Так, наверное, и русские «кулаки» прятали хлеб?
Но нам не нужен был афганский хлеб.
Что нам было нужно?
Это для меня до сих пор остается загадкой.
Только не надо о предвидении международного терроризма и наркоэкспансии. К этим тезисам я сам основательно приложил руку в 1994 году еще...
Назад мы все же пошли не лощиной, а по реке. Многим эти удобные для движения лощинки стали последним маршрутом. Почему-то периодически очень опытные люди забывали высылать головные и боковые дозоры.
– Саня, тебя в дивизии разыскивают, – сказал мне наутро Марзоев.

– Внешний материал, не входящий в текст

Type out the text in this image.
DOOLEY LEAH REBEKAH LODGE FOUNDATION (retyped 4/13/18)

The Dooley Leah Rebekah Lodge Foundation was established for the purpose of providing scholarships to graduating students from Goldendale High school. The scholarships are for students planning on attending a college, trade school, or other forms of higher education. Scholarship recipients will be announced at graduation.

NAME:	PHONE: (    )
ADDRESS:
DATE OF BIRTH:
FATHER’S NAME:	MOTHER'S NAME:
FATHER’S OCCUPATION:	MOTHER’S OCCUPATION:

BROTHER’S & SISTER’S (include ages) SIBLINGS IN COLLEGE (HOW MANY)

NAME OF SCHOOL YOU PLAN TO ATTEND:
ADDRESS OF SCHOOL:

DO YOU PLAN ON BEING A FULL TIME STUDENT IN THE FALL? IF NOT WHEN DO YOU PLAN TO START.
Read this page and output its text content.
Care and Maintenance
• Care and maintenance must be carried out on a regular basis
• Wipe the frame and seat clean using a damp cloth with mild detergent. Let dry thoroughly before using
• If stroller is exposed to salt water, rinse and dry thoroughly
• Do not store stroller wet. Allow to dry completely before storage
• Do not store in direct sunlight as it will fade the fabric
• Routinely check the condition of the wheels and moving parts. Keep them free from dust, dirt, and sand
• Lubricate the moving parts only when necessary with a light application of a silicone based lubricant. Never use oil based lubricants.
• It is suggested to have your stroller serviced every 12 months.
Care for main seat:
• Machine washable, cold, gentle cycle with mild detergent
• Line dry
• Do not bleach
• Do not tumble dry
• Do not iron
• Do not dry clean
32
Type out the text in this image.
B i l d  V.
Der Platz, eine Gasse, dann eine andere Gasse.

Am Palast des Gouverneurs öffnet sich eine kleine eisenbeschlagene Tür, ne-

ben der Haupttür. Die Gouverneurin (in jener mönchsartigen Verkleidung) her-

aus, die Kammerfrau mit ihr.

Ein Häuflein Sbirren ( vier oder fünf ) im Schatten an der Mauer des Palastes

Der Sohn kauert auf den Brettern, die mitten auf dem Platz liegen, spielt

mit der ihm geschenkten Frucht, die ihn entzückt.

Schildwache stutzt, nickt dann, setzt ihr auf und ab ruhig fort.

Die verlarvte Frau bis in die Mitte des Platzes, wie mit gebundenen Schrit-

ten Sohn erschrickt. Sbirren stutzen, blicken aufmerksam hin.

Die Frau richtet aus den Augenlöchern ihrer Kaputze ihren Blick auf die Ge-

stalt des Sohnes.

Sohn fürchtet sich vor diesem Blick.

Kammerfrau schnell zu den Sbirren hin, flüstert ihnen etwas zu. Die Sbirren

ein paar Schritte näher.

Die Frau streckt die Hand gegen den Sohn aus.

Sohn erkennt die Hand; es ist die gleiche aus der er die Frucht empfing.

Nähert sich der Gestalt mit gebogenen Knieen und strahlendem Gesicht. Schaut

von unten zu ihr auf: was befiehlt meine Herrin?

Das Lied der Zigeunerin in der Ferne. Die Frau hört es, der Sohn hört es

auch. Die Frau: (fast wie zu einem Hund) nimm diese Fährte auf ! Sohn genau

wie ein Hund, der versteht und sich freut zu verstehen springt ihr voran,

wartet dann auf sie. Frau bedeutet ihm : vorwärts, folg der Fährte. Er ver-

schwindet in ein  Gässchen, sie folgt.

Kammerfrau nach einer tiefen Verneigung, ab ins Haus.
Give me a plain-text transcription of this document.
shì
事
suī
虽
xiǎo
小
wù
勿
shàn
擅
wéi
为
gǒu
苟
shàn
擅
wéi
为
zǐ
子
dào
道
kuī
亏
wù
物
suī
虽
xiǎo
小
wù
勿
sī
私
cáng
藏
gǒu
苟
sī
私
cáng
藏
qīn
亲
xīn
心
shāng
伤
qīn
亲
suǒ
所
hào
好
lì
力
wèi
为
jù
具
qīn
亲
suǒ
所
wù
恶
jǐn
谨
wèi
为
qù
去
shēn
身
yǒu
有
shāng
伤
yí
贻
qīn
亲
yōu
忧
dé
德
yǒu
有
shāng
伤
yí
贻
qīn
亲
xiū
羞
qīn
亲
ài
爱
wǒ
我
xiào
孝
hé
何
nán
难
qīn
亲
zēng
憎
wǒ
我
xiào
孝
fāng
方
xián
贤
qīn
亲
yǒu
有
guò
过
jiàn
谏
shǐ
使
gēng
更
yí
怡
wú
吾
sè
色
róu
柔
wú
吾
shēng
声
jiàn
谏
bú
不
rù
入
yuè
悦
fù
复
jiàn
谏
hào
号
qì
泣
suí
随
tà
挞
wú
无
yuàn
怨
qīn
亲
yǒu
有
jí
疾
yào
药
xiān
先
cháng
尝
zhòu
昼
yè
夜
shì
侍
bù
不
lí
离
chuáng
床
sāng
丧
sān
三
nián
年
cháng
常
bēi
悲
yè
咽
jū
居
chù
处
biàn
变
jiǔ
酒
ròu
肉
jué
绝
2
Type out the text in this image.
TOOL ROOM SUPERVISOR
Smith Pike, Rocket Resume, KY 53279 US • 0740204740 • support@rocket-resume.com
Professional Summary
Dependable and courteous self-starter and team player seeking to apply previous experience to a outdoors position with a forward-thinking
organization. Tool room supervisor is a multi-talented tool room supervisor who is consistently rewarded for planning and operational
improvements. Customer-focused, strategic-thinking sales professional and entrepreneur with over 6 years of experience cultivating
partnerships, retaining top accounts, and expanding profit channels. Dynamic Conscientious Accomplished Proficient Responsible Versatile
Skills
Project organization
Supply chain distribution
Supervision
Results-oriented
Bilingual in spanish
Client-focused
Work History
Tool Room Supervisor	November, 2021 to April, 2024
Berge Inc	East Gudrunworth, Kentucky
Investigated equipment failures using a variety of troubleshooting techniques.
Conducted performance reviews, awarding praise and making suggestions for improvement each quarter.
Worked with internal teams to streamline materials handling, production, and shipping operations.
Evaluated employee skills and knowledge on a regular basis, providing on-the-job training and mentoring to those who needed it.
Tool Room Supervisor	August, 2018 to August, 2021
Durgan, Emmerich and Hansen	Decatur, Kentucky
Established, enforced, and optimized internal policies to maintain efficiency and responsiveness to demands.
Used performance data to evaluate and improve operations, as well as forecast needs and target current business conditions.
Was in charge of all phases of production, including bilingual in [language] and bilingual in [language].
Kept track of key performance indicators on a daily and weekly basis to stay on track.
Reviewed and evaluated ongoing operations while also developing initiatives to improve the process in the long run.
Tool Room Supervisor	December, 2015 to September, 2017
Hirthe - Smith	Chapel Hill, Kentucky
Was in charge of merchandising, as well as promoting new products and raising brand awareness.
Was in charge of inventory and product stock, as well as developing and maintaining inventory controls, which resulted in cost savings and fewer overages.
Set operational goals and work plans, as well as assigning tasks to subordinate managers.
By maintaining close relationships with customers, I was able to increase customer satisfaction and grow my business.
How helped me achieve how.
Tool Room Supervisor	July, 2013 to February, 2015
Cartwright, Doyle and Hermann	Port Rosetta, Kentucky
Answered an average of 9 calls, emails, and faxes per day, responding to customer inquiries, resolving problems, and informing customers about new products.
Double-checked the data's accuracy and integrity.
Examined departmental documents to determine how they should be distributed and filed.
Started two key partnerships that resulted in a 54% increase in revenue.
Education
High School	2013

Я сидел в своем личном, уже оборудованном мелкими приспособлениями окопе-спальне и перематывал в черном рукаве выскользнувшую пленку. Ну не умел врать Стас! Ни лицом, ни голосом. Я понял, что мне нужно убыть в Кундуз. А причину потом выясним. Впрочем, и так понятно. Чистой воды авантюра. И.о. редактора дивизионки без ведома своего начальства улетел с десантниками невесть куда. Да кому это понравится? У десантников на батальон приходилось по штатному особисту. Для них журналист чужой, корреспондент, да еще с азиатской фамилией! Тем более что в отношении командования бригады уже было заведено несколько уголовных дел. Обычное все: продажа и вывоз оружия, самочинные расстрелы, сокрытие неуставных отношений со смертельным исходом...
В полдень на «Ми-8», доставившем очередную порцию теплой бурды в ржавом термосе, я убыл в Кундуз. А через неделю после возвращения Стаса с «багланского сидения» я попрощался с ним на двадцать лет... Бригада убывала в Гардез – провинцию в центре Афганистана. Мы тепло попрощались. Стас подарил мне новый РД (ранец десантника) и «песочку» – спецназовскую форму. Я снабдил его ватманом, бумагой, фотохимикатами, пленкой и фотобумагой. Замполит все же!
О житье Марзоева в Гардезе я знал только, что там, на горе, где они встали в палатках, зимой было очень сурово. Тыловая колонна бригады пошла последней и была изрядно потрепана моджахедами недалеко от Кундуза.
О Марзоеве позже я слышал, как он служил, как рос. Вспоминал о нем в очерках и зарисовках по боевой подготовке. А увидел во Владикавказе в звании полковника и в должности зам. командарма по воспитательной работе. Я возвращался из странной поездки по Чечне. Это была зима 2001 года. Вот тогда-то Стас и рассказал, что у него были большие неприятности со своим особым отделом из-за моего присутствия на «багланском сидении». Военно-десантное КГБ сочло, что я был заслан конкурирующей фирмой.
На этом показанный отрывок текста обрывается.